Michaela Merz's personal blog site

I want my Linux back ….

I have been working with and for Linux since version 0.94. In other words: I am not 20 anymore. Back in the old days, I ran around trying to convince companies to port software or to use Linux,  I wrote device drivers, applications, fixed bugs and had it in production environments serving hundred thousands of users. But the current operating system is not longer Linux. It’s Winux. And I hate it.

People might say, that old dogs don’t like to learn new tricks. While this might be true, I am not an old dog and I enjoy modern environments very much.  After all – the moment you stop learning, you might as well exchange your keyboard for a Playstation controller. I am not there yet and will probably die hacking my keyboard while enjoying a cup of Java and a smoke.

So – here’s one story. I am running an small openvpn network connecting my environments on different continents. This is always handy in order to access region-locked content. Shouldn’t be not too much of a problem to get the openvpn client running on my laptop now. Wrong. My MacBooc Air runs Fedora – the taste of the new Winux to come.

So I installed openvpn, dropped the configuration from another client into the correct directory and typed

#/etc/rc.d/init.d/openvpn start

No such luck. I found a README in /etc/rc.d/init.d/ explaining that this systems uses systemd. Now – I read a lot of stuff about systemd and my skin started to crawl.

It said:

Use “systemctl list-unit-files” to get a listing of all known unit files. Use systemctl “start foobar.service” and “systemctl stop foobar.service” to start or stop a service.

Well, a simple ls and start of a script would have been easier. But ok. Three pages of stuff zipped by. Does anybody know, what “polkit.service” is? Or “rngd.service” . Any of those services belong to one of my favorite three letter agencies? Unbelievable.

But we (still?) have grep:

#systemctl list-unit-files | grep vpn
openvpn@.service

Found it. Now .. let’s start it.

#systemctl start openvpn@.service
Failed to issue method call: Unit name openvpn@.service is not valid

Great. My first experience with systemd and it started to suck right away. After some online digging I found out, that the “@” has a meaning: It signals a server that can be started with multiple instances. This logic is not easy to understand.  And in order to actually start the openvpn server, one does not type what is listed, but the following command:

#systemctl start openvpn@server.service

This truly is a big step from

#ls init.d/openvpn
-rwxr-xr-x. 1 root root 6256 Apr  5  2012 init.d/openvpn
#init.d/openvpn start

I am impressed. Though even with the right command, openvpn didn’t start. In the old days, one would simply edit the start script to fix whatever problem exists. But we’re running Wimux now. I didn’t bother and started the server by hand.

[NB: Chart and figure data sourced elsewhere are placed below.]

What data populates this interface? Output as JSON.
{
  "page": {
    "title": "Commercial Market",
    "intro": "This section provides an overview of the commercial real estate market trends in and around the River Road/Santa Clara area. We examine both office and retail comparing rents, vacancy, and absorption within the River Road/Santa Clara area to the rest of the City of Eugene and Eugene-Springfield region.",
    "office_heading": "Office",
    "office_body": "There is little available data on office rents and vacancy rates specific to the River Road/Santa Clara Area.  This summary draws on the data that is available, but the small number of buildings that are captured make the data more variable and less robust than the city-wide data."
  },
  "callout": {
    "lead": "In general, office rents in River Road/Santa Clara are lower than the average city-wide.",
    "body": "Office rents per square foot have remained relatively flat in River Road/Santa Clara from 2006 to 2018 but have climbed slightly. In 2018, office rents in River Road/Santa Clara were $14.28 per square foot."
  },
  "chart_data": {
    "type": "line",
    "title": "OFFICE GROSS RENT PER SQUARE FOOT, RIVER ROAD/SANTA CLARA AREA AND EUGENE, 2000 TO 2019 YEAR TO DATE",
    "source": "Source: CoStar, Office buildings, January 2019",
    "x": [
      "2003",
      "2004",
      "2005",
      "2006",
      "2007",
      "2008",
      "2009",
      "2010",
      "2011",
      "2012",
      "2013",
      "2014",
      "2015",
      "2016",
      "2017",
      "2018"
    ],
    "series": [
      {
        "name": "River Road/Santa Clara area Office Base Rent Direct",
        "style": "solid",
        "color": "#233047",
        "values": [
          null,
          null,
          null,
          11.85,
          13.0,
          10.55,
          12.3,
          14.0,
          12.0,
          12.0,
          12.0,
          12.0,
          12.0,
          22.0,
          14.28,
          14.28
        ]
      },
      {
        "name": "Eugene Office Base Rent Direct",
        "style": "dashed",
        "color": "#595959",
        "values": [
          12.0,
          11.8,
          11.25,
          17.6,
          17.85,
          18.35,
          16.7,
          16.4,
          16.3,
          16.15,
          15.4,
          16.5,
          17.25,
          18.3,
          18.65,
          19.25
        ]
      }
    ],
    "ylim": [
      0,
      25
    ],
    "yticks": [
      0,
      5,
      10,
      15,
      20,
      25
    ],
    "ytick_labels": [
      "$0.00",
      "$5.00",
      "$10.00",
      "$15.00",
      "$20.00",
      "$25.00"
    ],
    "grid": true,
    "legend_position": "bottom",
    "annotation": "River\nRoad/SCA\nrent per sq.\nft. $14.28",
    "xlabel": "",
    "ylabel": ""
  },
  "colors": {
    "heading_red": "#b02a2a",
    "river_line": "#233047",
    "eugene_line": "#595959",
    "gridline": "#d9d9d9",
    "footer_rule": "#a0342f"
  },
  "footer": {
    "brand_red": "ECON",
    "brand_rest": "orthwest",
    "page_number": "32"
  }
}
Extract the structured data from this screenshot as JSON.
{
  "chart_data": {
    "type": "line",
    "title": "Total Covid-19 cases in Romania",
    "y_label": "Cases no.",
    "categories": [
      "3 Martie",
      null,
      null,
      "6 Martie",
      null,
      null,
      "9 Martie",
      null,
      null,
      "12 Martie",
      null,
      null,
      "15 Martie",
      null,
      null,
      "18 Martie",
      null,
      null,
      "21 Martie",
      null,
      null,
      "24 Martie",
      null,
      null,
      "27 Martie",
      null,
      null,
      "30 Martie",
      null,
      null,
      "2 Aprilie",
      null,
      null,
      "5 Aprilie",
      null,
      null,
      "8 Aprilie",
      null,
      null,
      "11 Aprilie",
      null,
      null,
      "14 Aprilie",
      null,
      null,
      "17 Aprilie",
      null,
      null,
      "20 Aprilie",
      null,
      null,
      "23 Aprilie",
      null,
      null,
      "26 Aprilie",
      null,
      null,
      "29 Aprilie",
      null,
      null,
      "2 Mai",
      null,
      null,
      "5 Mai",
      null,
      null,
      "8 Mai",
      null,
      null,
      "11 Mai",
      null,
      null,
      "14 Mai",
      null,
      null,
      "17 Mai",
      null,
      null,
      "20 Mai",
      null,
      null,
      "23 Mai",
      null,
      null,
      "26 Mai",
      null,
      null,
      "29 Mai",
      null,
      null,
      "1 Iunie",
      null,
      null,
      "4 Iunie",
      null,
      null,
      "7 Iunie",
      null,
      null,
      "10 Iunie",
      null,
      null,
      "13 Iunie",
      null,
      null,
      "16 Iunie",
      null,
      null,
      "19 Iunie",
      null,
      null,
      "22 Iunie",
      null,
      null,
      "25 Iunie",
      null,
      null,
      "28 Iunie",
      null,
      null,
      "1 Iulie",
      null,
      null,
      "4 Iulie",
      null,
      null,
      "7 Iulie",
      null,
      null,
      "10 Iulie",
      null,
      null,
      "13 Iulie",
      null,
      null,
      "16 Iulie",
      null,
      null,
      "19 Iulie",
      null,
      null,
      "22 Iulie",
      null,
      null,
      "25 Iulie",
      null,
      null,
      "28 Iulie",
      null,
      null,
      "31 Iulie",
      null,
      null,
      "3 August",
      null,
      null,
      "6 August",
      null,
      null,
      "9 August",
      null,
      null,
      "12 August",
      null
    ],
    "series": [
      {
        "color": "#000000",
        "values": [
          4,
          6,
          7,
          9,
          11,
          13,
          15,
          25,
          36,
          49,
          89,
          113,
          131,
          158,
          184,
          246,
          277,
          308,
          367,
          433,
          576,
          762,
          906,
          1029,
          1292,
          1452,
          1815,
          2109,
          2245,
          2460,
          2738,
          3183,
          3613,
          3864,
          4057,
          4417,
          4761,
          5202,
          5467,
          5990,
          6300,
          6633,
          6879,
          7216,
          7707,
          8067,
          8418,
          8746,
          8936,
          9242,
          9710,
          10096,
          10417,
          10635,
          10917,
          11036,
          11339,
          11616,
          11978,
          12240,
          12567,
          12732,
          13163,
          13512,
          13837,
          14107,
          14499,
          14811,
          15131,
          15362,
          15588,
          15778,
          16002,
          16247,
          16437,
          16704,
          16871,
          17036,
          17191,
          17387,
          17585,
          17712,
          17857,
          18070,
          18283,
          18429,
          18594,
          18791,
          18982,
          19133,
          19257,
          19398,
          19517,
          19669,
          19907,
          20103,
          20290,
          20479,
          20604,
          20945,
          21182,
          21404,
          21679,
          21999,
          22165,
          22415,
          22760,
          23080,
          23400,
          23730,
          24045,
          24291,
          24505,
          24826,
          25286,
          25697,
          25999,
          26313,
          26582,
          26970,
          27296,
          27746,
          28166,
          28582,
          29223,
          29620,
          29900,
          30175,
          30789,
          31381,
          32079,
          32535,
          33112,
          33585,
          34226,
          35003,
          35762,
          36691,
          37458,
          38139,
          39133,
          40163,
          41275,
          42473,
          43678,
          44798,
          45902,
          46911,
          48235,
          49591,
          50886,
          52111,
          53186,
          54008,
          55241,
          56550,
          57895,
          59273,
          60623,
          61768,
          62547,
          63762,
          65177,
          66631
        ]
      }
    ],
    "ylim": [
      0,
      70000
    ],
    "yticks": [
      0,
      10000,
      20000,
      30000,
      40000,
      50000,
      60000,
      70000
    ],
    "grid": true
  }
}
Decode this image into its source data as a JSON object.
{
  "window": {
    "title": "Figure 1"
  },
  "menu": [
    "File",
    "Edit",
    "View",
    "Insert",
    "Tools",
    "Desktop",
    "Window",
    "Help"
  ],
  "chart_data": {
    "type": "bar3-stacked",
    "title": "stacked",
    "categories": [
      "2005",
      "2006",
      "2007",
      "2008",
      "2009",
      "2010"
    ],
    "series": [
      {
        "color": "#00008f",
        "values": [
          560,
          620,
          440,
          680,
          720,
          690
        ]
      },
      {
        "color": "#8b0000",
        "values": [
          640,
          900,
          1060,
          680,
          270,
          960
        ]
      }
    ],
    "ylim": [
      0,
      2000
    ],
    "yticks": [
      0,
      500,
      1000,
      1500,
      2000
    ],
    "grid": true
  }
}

#/usr/sbin/openvpn --daemon --writepid /var/run/openvpn/server.pid --cd /etc/openvpn --config openvpn.conf

And everything is running as it is supposed to be. I may be going to roll my very own ‘old fashioned’ startup environment. I know that systemd allows that somehow, but I simply refuse to accept a brain fart like that.

syslinuxToday, my mail server went down. Glorious postfix & dovecot & sasl. Hundreds and hundreds of people hate it. Its bloated, complicated and much MUCH too complicated for small to medium systems. Turns out, selinux has a problem with dovecot binding to a different port. Of course. Selinux.

But don’t get me started on this one.